Addressing The Needs of Native Communities & People Who Use Drugs During The Coronavirus Outbreak

Gwayakobimaadiziwin Bad River Needle Exchange is a community-based syringe services program operating out of the Bad River Indian Reservation. We are Anishinaabe and Ojibwe people living on the southern shore of Gichi-Gami or Lake Superior, in what is now known as northern Wisconsin. Our program serves the community of people in our region who use drugs and the people who love them. We provide sterile injection equipment, overdose prevention and naloxone distribution, sharps disposal, food and referrals. We are currently finishing a report describing our work, which also includes the results of collaborative community research conducted to share the perspectives of our program’s participants. It’s exciting to be involved in this work. As far as we can tell, this research is unique and we hope it leads to changes in the world that benefit our people.

Changes are needed right now, and have been needed for some time. According to data of the CDC and from the Wisconsin Department of Health, Native American women become HIV positive through injecting drugs at higher rates than any other group. This data point speaks volumes — it screams. Native American women who use drugs need access to their own sterile injection equipment, empowerment and education to reverse this alarming trend. Native Americans have also been dying from opioid overdose at some of the highest rates. In Wisconsin and elsewhere, rates of Hepatitis C infection among Native Americans has increased over 1000%. From our work in the community, we know that the Native Americans who inject drugs are particularly vulnerable to collateral trauma due to racial discrimination, including “bordertown” policing and difficulty accessing economic and educational opportunities, the epidemic of sexual and domestic assault and human trafficking that Native Americans experience, plus healthcare discrimination due to racial bias and poverty. These many-layered and related complications impact housing access and overall wellness. A significant portion of our program participants are homeless or very close to being homeless. Many are incarcerated in county jail facilities, which limit access to necessary healthcare for our community members. Three women recently overdosed in the Ashland County Law Enforcement Center and no treatment is provided for substance use disorder.

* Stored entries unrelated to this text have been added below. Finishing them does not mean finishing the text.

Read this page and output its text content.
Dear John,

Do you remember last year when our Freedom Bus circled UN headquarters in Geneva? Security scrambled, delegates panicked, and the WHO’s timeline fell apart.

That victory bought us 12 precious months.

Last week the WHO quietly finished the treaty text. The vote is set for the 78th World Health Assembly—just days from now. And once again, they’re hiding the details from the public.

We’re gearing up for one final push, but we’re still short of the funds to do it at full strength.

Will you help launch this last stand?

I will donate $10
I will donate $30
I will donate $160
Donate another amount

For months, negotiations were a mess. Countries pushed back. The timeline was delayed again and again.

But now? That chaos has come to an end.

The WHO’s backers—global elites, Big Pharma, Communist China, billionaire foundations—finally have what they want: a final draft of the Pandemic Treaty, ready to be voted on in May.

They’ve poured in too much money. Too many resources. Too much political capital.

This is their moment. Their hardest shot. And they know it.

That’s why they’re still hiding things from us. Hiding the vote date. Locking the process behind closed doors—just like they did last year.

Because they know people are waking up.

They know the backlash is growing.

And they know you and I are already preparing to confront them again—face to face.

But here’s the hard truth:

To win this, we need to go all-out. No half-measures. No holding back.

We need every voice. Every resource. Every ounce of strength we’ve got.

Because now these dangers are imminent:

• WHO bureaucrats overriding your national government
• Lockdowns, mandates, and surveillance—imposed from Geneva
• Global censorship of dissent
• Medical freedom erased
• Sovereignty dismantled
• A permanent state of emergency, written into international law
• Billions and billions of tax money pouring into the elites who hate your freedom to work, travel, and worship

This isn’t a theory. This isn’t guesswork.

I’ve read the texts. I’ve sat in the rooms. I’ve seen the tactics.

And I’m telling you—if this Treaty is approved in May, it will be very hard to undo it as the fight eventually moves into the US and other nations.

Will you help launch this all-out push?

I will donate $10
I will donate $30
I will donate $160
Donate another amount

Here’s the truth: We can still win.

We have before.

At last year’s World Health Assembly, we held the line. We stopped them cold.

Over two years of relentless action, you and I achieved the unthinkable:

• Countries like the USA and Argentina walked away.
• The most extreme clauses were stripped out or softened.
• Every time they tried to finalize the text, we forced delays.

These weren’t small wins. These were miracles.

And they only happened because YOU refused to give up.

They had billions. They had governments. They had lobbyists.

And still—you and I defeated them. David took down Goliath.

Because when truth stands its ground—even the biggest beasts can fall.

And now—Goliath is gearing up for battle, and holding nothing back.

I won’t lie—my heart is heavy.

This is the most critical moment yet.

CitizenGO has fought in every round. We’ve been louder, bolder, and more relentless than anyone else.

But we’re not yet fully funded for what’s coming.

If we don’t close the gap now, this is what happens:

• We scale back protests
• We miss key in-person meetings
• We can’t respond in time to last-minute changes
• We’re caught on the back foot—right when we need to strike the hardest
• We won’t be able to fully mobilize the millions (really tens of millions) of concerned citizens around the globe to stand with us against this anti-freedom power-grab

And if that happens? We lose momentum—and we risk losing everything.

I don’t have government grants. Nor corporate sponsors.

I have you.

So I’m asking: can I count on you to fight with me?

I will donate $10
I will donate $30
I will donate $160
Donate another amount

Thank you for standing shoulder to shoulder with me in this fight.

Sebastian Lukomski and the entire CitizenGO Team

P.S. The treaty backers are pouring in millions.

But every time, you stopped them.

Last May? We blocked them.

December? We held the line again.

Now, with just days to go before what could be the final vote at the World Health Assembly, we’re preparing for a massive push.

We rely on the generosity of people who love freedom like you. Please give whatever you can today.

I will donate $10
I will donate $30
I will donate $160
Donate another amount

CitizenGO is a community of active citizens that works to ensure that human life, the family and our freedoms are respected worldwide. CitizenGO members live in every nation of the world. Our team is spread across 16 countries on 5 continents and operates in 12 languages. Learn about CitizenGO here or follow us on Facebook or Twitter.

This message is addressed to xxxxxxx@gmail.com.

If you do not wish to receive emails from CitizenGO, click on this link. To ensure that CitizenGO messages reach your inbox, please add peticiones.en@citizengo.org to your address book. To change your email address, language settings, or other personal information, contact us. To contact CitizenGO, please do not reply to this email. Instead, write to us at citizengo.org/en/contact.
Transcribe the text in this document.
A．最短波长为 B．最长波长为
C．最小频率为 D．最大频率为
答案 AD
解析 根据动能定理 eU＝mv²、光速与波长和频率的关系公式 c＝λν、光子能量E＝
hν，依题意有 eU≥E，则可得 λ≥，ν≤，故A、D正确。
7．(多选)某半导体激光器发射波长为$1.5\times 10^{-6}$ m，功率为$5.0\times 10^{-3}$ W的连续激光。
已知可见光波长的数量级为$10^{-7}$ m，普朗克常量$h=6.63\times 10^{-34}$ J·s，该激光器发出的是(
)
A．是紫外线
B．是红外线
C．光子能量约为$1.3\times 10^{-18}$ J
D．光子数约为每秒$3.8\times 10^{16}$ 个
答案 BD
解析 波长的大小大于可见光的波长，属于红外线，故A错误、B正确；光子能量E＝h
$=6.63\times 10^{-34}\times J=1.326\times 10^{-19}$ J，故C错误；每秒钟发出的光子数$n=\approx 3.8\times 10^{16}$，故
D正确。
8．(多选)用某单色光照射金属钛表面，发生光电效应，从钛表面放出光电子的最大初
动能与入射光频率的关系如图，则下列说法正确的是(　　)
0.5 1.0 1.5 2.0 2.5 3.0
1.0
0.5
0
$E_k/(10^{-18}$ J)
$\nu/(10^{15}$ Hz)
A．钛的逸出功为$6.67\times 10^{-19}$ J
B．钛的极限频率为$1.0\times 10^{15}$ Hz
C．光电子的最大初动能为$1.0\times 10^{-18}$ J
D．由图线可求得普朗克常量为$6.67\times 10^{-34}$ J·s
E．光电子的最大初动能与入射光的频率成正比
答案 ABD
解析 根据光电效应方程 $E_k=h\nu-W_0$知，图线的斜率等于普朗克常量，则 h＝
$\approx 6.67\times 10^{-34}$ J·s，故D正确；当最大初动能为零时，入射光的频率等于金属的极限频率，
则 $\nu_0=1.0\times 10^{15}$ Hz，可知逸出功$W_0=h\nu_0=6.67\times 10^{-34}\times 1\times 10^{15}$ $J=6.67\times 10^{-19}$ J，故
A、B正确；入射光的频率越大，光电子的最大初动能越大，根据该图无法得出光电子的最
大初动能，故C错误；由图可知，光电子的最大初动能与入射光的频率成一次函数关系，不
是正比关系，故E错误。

Today, we are doing our best to prepare for Covid-19. Thankfully, our homelands are in the interior of Turtle Island and we have had a little extra time to prepare. However, this disease is catching us with our pants down. Too many of our community members have nothing of their own, save a backpack. We are desperately searching for funds to cover temporary housing. Our fear is that the virus will hit the already vulnerable: our people in the jails and on the streets. We are doing our very best to find solutions: using our asemaa (tobacco) and offering prayers; this Saturday, women in the community will be dancing in their jingle dresses (which came to the Ojibwe to heal from the Spanish Influenza); and we’re also hunting for money and solutions, engaging in community collaborations and raising awareness. Our belief is that a society should be judged by its treatment of the most vulnerable. If we are civilized and humane, we would treat them with kindness and respect. As we are all connected through the air we breathe, and share, safeguarding the health of the vulnerable must be prioritized.